Anpassung und Strukturierung der Bauabschnitte
Aus Gründen der Fachplanung wurde das Vergabeverfahren für das Projekt angepasst und zeitlich verschoben. Die Umsetzung erfolgt in drei aufeinanderfolgenden Bauabschnitten:
Eine wichtige Änderung im Zeitplan dient dem Natur- und Artenschutz: Ein mögliches Überschneiden von Baumfällungen mit der Vegetations- und Brutperiode konnte durch die Verschiebung und die Bauabschnittsaufteilung verhindert werden.
Offene Fragen und Bürgerbeteiligung
Die Auswirkungen auf betroffene Bürgerinnen und Bürger sowie Interessensgruppen werden durch die Aufteilung der Arbeiten abgefedert. Bis zur Stadtratssitzung am 25. März 2026 wird die Stadt offene Fragen aus dem Gremium und aus der Bürgerschaft sammeln und beantworten.
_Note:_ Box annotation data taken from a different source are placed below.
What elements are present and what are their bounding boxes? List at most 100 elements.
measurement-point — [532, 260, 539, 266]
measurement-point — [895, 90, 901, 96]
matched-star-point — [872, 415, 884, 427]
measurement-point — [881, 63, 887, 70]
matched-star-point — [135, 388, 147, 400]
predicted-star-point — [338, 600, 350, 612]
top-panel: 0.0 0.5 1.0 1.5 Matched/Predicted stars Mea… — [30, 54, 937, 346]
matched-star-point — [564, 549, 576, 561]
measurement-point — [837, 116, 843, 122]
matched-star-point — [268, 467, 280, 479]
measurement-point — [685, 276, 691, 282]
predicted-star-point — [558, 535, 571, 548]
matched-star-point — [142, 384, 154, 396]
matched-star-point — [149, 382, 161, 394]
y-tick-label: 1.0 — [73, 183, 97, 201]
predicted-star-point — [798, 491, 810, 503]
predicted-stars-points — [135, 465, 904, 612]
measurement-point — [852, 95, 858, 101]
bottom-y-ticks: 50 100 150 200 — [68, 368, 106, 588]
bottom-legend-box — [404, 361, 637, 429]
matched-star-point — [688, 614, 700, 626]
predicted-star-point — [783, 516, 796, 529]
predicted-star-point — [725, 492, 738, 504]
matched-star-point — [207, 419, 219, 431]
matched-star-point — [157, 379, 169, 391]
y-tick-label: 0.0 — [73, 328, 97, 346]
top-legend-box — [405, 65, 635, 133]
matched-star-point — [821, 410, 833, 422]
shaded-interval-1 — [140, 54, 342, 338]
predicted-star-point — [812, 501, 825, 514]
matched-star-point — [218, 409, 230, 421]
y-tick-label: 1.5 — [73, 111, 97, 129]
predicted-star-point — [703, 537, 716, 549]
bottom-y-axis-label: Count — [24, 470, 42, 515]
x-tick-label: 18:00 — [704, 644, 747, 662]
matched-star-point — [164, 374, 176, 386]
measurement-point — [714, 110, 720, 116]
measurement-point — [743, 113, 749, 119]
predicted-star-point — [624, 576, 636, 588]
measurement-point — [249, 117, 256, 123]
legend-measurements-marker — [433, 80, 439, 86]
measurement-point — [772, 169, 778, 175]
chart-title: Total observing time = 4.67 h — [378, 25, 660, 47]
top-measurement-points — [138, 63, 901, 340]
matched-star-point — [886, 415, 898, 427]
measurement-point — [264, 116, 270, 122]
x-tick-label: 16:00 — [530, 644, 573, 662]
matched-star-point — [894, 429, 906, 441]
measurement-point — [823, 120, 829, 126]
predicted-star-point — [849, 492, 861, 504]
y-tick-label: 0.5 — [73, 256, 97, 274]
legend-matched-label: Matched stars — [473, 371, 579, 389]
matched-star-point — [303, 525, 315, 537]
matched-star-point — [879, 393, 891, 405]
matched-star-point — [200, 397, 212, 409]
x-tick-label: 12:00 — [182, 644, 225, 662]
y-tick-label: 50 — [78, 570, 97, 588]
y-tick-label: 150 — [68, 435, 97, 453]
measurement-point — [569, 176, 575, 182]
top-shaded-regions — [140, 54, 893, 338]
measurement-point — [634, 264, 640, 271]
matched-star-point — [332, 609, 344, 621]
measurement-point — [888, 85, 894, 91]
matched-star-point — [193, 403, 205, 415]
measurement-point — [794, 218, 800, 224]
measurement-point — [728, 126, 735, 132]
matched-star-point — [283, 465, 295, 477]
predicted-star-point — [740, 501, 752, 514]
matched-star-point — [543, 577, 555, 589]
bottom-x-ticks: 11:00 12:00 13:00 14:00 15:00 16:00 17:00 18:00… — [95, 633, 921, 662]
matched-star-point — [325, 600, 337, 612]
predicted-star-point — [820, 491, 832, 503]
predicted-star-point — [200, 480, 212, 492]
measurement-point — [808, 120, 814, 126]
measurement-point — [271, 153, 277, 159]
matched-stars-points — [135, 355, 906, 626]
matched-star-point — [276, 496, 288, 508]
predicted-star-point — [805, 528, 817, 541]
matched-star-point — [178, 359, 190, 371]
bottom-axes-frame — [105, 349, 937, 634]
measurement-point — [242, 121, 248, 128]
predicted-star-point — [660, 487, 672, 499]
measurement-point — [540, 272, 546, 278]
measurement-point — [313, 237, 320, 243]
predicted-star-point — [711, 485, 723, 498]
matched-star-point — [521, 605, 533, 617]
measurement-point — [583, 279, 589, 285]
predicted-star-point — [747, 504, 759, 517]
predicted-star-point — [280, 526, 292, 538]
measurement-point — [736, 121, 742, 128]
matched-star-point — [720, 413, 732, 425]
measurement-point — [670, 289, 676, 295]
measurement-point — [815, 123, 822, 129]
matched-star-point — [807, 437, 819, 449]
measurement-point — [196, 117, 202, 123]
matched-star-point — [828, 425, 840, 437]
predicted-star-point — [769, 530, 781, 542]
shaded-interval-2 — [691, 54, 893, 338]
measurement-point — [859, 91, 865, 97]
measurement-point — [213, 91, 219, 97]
Ein intensiver Austausch mit Anwohnenden, Verkehrsverbänden und weiteren Betroffenen ist vorgesehen, um Einschränkungen zu minimieren. Die Stadt Bamberg stellt außerdem laufend erweiterte Projektinformationen auf ihrer Homepage bereit.
Positive Nachrichten gibt es auch für Betreiber und Gäste des „Kiosk Kunni“: Dieser bleibt im Jahr 2026 uneingeschränkt erreichbar, da im südlichen Bereich Adenauer-Ufer zunächst nur vorbereitende Arbeiten stattfinden und Sperrungen von Geh- und Radwegen nicht vorgesehen sind.
Umwelt- und Baumschutz im Fokus
Der Schutz von Bäumen stand im Mittelpunkt der Feinplanung: „Besonders sensibel sind wir mit der Frage der Baumfällungen umgegangen. So ist es uns allein im vergangenen Jahr gelungen, die Zahl der fällenden Bäume durch eine Feinplanung von 127 auf 45 zu reduzieren“, betont Oberbürgermeister Starke. Auch die Leiterin des städtischen Umweltamts, Annegret Michler, versichert, dass Ersatzpflanzungen fachgerecht ausgeführt werden.
Tobias Schenk, Leiter des Klima- und Umweltamts, stellt klar: „Nach Abwägung umweltfachlicher und rechtlicher Belange hat der Gewässerschutz Priorität.“
Genehmigungen und Zeitplan
Das Umweltamt stimmt der Vorgehensweise zu. Die Frist für die fertige Genehmigungsplanung wird eingehalten, bis dahin soll die Vergabe der Bauleistungen erfolgen.
Kosten und Nutzen
Für die ersten beiden Bauabschnitte belaufen sich die Kosten auf etwa 92 Millionen Euro. Die Kosten für den dritten Bauabschnitt lassen sich zum jetzigen Planungsstand noch nicht präzise beziffern. Die Stadt Bamberg stellt mit dieser Investition sicher, dass sowohl die gesetzlichen Anforderungen an Gewässer- und Hochwasserschutz als auch der Schutz vor Überflutung – etwa von Bahnunterführungen – erfüllt werden.
Technische Eckdaten
Das anfallende Mischwasser wird zu einem neuen Pumpwerk am Margaretendamm geführt und anschließend zur Kläranlage geleitet. Die Verbindung mehrerer bestehender Abwasserkanäle wird so effektiv realisiert.
Fazit und Ausblick
Mit dem Tiefensammler stellt sich Bamberg wichtigen ökologischen und technischen Herausforderungen. Das Bauprojekt ist ein weiterer Schritt für eine zukunftsfeste Stadtentwässerung und wird unter sorgfältiger Abwägung von Umwelt-, Rechts- und Bürgerinteressen umgesetzt. Weitere Entwicklungen stehen rund um die nächste Stadtratssitzung Ende März 2026 an, wenn die offenen Fragen beantwortet und die Ausschreibung veröffentlicht wird.